Qu’est-ce que vous attendez comme réaction à Venise ? Parce qu’on peut toujours poser la question : d’où écrivez-vous ? À qui vous adressez-vous ?
FM : Le filtre du dessin me permet de rentrer dans le squelette de ce qu’est une image photographique médiatique. C’est quelque chose qui me permet d’analyser en profondeur ce que peut véhiculer une image. Et en même temps, j’utilise aussi cette image médiatique qui fonctionne à travers la vidéo pour vraiment voir le contraste, comment fonctionnent l’une et l’autre image, comment ça peut s’articuler dans ce genre d’installation.
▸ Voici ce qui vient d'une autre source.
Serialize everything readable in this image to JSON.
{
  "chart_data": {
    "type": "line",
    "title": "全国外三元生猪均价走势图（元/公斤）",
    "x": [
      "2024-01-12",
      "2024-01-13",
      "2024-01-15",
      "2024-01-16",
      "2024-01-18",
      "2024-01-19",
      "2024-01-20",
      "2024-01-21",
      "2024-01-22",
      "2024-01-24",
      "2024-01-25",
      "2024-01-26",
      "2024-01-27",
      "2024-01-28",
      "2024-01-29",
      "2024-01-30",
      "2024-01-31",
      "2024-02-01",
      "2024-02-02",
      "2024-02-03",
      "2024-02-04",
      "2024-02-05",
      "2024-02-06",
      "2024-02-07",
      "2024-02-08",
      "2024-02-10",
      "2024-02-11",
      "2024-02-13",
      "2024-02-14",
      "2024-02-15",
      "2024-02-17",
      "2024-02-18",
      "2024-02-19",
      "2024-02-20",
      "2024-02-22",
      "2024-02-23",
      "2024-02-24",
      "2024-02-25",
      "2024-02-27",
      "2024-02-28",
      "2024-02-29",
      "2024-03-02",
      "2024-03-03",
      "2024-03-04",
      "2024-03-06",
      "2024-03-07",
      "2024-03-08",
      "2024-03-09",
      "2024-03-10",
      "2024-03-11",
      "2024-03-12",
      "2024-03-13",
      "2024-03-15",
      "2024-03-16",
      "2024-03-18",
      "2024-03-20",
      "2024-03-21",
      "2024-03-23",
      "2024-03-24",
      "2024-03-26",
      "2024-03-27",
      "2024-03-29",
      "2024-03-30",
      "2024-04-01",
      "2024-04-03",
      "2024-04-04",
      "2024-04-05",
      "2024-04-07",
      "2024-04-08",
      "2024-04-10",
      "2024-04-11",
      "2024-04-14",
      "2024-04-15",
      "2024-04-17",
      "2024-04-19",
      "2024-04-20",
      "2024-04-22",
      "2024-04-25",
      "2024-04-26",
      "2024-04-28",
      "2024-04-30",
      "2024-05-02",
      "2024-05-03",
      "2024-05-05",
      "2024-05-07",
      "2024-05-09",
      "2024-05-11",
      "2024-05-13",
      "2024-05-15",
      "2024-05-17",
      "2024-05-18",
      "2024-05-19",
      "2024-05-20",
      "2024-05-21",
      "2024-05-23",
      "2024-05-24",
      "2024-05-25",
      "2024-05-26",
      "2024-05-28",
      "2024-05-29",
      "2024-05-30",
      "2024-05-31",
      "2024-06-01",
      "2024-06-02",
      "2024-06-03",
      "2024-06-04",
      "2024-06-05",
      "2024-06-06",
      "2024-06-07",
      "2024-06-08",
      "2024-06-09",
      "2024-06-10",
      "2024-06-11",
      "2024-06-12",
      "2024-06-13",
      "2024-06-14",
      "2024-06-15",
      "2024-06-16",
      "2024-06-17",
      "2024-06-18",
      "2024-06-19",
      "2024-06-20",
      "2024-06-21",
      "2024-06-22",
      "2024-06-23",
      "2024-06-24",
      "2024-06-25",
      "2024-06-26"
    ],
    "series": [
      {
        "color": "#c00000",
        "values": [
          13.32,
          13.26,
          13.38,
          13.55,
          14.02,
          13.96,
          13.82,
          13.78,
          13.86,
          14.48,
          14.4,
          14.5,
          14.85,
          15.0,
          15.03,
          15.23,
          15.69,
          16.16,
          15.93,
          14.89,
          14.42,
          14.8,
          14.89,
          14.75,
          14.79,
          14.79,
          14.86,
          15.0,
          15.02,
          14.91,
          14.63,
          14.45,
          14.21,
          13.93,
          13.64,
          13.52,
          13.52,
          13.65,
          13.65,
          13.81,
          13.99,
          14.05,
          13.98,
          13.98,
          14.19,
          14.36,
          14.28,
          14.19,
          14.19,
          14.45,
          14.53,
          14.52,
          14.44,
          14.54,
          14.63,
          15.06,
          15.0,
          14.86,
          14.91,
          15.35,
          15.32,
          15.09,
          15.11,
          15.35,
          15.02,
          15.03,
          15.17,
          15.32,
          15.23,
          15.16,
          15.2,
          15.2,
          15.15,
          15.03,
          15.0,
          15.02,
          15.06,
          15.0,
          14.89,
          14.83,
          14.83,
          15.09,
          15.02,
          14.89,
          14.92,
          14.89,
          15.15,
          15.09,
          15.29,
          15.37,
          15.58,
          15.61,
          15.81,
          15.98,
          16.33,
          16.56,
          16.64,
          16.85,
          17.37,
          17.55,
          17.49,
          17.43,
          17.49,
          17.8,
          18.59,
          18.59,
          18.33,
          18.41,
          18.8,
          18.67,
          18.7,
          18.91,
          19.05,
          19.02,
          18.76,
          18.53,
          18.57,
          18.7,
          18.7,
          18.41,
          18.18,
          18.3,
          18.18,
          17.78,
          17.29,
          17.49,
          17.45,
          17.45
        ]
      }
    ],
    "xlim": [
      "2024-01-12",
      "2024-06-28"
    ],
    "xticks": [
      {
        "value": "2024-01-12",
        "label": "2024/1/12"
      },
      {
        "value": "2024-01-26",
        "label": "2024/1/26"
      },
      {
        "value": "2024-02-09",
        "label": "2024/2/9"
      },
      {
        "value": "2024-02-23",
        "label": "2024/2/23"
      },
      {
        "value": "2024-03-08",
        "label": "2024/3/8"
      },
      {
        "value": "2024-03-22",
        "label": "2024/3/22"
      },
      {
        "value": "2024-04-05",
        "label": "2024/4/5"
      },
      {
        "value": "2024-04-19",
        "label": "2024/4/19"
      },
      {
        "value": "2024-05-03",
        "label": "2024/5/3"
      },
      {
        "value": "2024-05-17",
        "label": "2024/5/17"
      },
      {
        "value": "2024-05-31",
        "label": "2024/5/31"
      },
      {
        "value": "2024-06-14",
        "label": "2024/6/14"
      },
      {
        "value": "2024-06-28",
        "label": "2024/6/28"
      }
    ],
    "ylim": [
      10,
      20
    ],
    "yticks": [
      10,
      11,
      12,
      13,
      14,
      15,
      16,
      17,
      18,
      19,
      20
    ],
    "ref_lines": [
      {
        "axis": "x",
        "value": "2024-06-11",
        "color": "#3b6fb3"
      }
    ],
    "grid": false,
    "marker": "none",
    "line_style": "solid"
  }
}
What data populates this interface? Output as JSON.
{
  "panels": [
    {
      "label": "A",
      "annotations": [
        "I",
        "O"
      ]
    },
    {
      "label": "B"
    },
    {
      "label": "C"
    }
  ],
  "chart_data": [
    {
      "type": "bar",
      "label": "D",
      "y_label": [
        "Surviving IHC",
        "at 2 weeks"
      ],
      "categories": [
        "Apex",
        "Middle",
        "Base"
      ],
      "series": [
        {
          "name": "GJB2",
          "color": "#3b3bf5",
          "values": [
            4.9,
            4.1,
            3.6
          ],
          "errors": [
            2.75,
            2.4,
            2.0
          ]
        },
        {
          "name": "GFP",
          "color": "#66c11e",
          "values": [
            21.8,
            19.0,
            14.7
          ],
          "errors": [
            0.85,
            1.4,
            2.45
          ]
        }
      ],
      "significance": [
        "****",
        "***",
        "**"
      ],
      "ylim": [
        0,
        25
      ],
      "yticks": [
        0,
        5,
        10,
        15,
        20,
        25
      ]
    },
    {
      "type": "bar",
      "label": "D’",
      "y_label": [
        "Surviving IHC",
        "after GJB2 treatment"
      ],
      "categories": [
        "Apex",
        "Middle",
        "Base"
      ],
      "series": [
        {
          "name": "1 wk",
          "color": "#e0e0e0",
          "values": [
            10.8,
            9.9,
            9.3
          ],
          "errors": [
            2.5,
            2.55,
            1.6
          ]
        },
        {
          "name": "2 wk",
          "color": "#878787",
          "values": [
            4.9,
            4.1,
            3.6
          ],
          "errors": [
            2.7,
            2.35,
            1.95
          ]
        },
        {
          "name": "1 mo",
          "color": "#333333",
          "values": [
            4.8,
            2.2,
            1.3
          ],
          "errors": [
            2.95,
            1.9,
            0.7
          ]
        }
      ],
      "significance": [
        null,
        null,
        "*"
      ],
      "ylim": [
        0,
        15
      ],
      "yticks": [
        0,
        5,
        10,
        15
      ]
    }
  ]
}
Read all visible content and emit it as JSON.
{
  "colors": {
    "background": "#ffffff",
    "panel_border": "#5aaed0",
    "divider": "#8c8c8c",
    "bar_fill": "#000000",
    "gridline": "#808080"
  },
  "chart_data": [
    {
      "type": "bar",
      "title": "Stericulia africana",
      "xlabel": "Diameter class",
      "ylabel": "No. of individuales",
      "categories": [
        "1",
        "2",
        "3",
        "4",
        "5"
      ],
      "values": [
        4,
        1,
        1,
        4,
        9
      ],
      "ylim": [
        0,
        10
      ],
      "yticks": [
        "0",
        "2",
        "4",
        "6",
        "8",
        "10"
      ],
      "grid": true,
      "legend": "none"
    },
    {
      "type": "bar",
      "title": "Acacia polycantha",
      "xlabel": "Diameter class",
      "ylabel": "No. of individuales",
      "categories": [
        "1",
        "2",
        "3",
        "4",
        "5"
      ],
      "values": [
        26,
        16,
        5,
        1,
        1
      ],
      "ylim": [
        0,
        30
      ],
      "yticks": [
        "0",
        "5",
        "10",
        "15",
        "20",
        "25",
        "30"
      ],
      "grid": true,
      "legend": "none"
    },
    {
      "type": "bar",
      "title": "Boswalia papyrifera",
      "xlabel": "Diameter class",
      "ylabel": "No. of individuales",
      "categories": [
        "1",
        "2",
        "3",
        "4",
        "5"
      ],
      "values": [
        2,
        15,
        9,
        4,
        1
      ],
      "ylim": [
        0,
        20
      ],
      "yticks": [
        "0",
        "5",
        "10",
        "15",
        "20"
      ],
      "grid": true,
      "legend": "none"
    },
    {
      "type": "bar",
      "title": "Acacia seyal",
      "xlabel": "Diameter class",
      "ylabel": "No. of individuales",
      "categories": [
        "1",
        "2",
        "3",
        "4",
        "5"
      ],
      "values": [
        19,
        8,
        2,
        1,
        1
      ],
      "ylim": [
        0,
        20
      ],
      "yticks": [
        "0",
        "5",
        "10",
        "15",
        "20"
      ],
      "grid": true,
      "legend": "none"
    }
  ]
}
En posant la question de ce qu’est l’Europe aujourd’hui, de ce qu’est une image aujourd’hui, une image médiatique, comment elle fonctionne.
PA : Il y a un problème à Venise avec la réaction des gens : c’est plutôt un immense événement que du contenu ! Les gens qui s’intéressent à l’art pour ce qu’il devrait toujours être, à savoir une expérience, savent très bien qu’il n’y a rien ou quasiment rien à trouver dans cette énorme messe, sinon la puissance symbolique.
Vous ne vous situez pas là, vous ne vous laissez pas contaminer !
PA : Ah ben non ! C’est beaucoup trop compliqué ce qu’il fait !
Alors parlons de la complexité : est-ce que c’est cela être un artiste complet ?
FM : La complexité, je la vois comme un mélange de styles et de formes d’expressions, c’est-à-dire partir de l’humour pour aller vers quelque chose de dramatique puis revenir vers l’humour… J’aimerais bien que le spectateur qui passe puisse rire dans l’exposition tout en se posant des questions sur notre monde. Pour moi, l’œuvre parfaite, c’est Le Dictateur de Chaplin. Son côté le plus dramatique et le plus drôle en même temps. C’est ce qui dit tout.